Isso tudo também não é por acaso, apesar de parecer loucura defender ambientes frescos no frio inverno paulistano com noites de poucos graus Celsius ele pode também ser um belo casal com o aconchego quente dos cobertores, lareiras e bebidas que aquecem a alma. Existe frescor nas plantas que se enraízam no vaso dentro do rack de mármore, nos painéis de concreto que acompanham os passos pelo corredor da sala aos quartos, na amplitude visual de olhar a sala e a cozinha contínuas e sem barreiras que são emolduradas pela varanda que olha toda a cidade e nas obras de arte coloridas que tomam as paredes. Não é apenas sobre o gelo que estala a bebida ou a brisa que arrepia os pelos do braço banhados pelo sol ameno, há frescor na sensação de paz e aconchego, nas cores e texturas, nos sons e nos cheiros ainda que a gente esteja deitado no sofá em L coberto com uma manta azul fofinha assistindo a algum reality show de domingo.

Por isso, digo com a maior certeza: da próxima vez que seus convidados saírem do elevador e forem recebidos pelas máscaras que sorriem para eles no teto do hall, entrarem pela sala e enxergarem a sala, a cozinha, a varanda e a cidade em camadas contínuas e integradas, usarem o lavabo cheio de formas irregulares para lavar as mãos e sentarem na poltrona da varanda para assistir ao sol se por enquanto tomam uma taça de vinho não hesite em colocar temperos frescos no jantar que estará ainda nas panelas e assadeiras do fogão.
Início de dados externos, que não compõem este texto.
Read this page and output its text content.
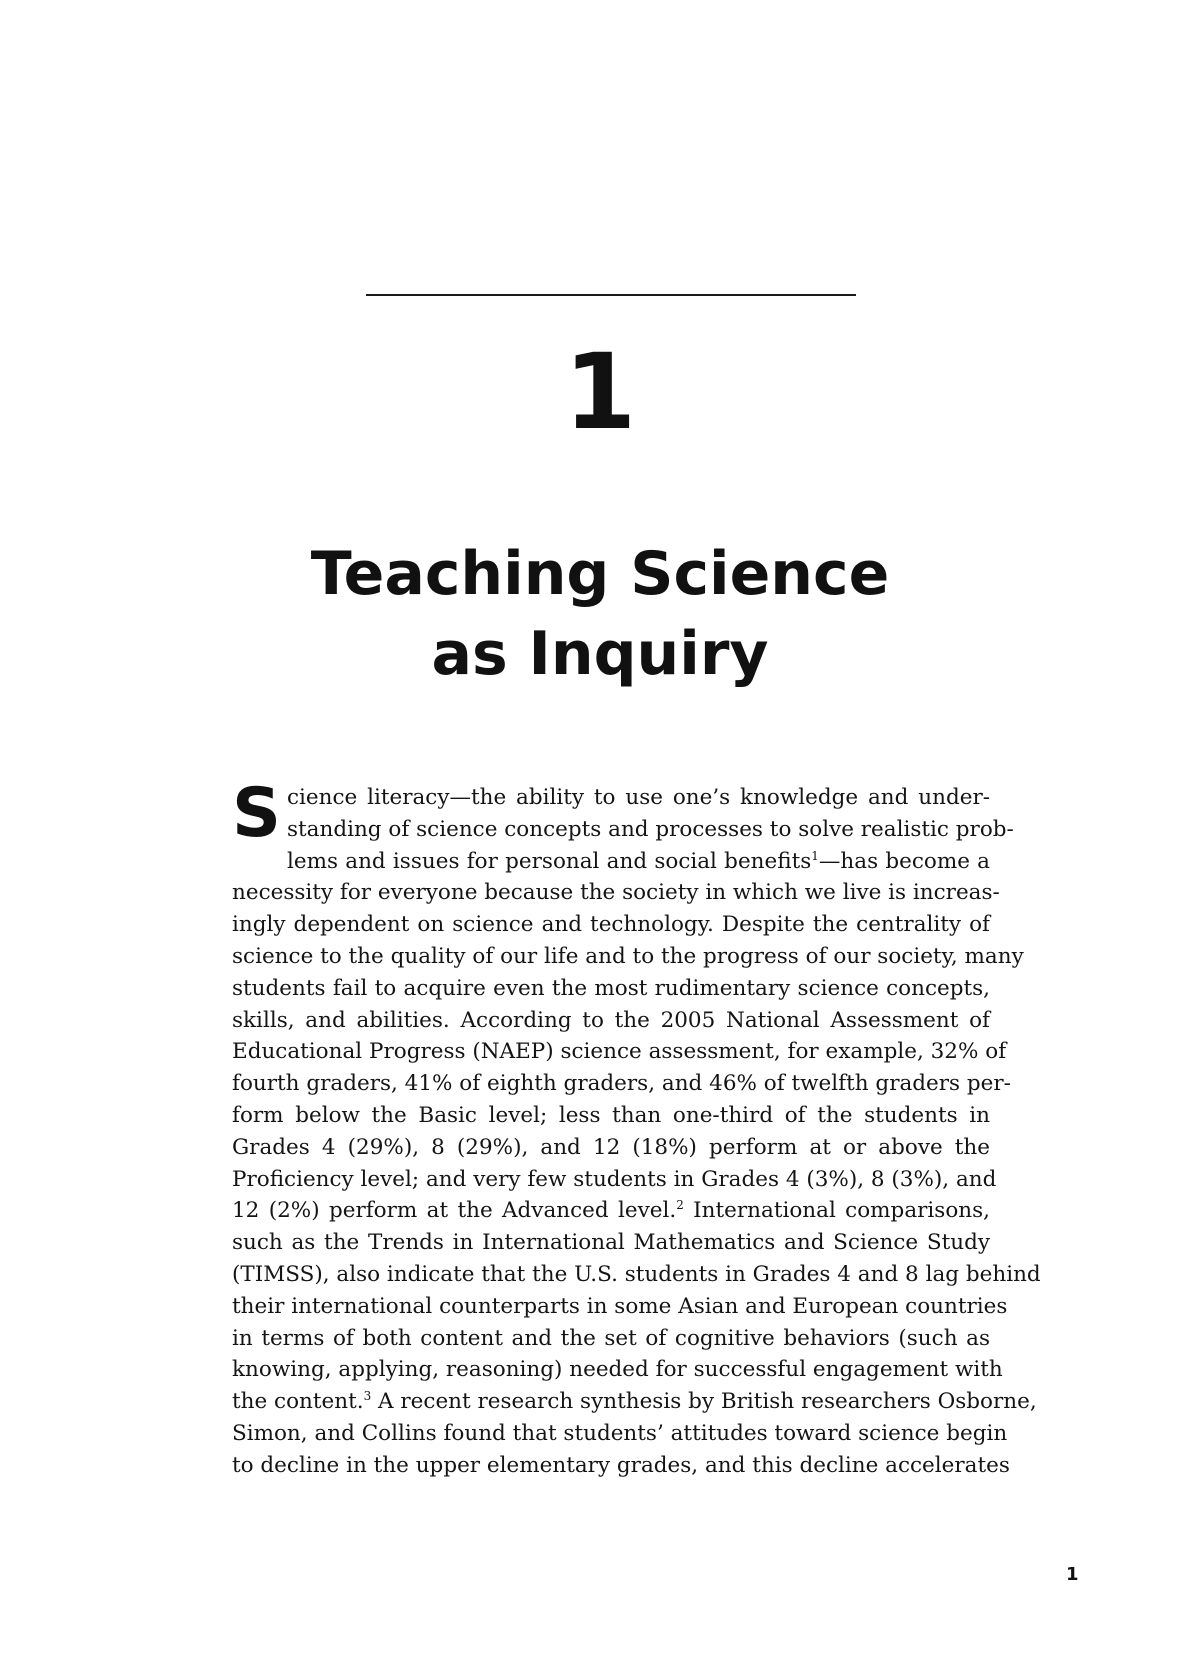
1
Teaching Science
as Inquiry
S cience literacy—the ability to use one’s knowledge and under-
standing of science concepts and processes to solve realistic prob-
lems and issues for personal and social benefits$^1$—has become a
necessity for everyone because the society in which we live is increas-
ingly dependent on science and technology. Despite the centrality of
science to the quality of our life and to the progress of our society, many
students fail to acquire even the most rudimentary science concepts,
skills, and abilities. According to the 2005 National Assessment of
Educational Progress (NAEP) science assessment, for example, 32% of
fourth graders, 41% of eighth graders, and 46% of twelfth graders per-
form below the Basic level; less than one-third of the students in
Grades 4 (29%), 8 (29%), and 12 (18%) perform at or above the
Proficiency level; and very few students in Grades 4 (3%), 8 (3%), and
12 (2%) perform at the Advanced level.$^2$ International comparisons,
such as the Trends in International Mathematics and Science Study
(TIMSS), also indicate that the U.S. students in Grades 4 and 8 lag behind
their international counterparts in some Asian and European countries
in terms of both content and the set of cognitive behaviors (such as
knowing, applying, reasoning) needed for successful engagement with
the content.$^3$ A recent research synthesis by British researchers Osborne,
Simon, and Collins found that students’ attitudes toward science begin
to decline in the upper elementary grades, and this decline accelerates
1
Pique ervas na ilha da cozinha enquanto conversa sobre o último livro que leu com quem está sentado na sala de jantar, amasse as pimentas no pilão da varanda para observar também a cidade ficando violeta, suje a bancada preta de cúrcuma amarela, páprica vermelha e tomilho verde para recriar uma versão comestível do quadro da sala de estar. No final da noite é capaz de sobrar um certo trabalho para a lava louças, contudo, é isso que deixa a vida mais feliz.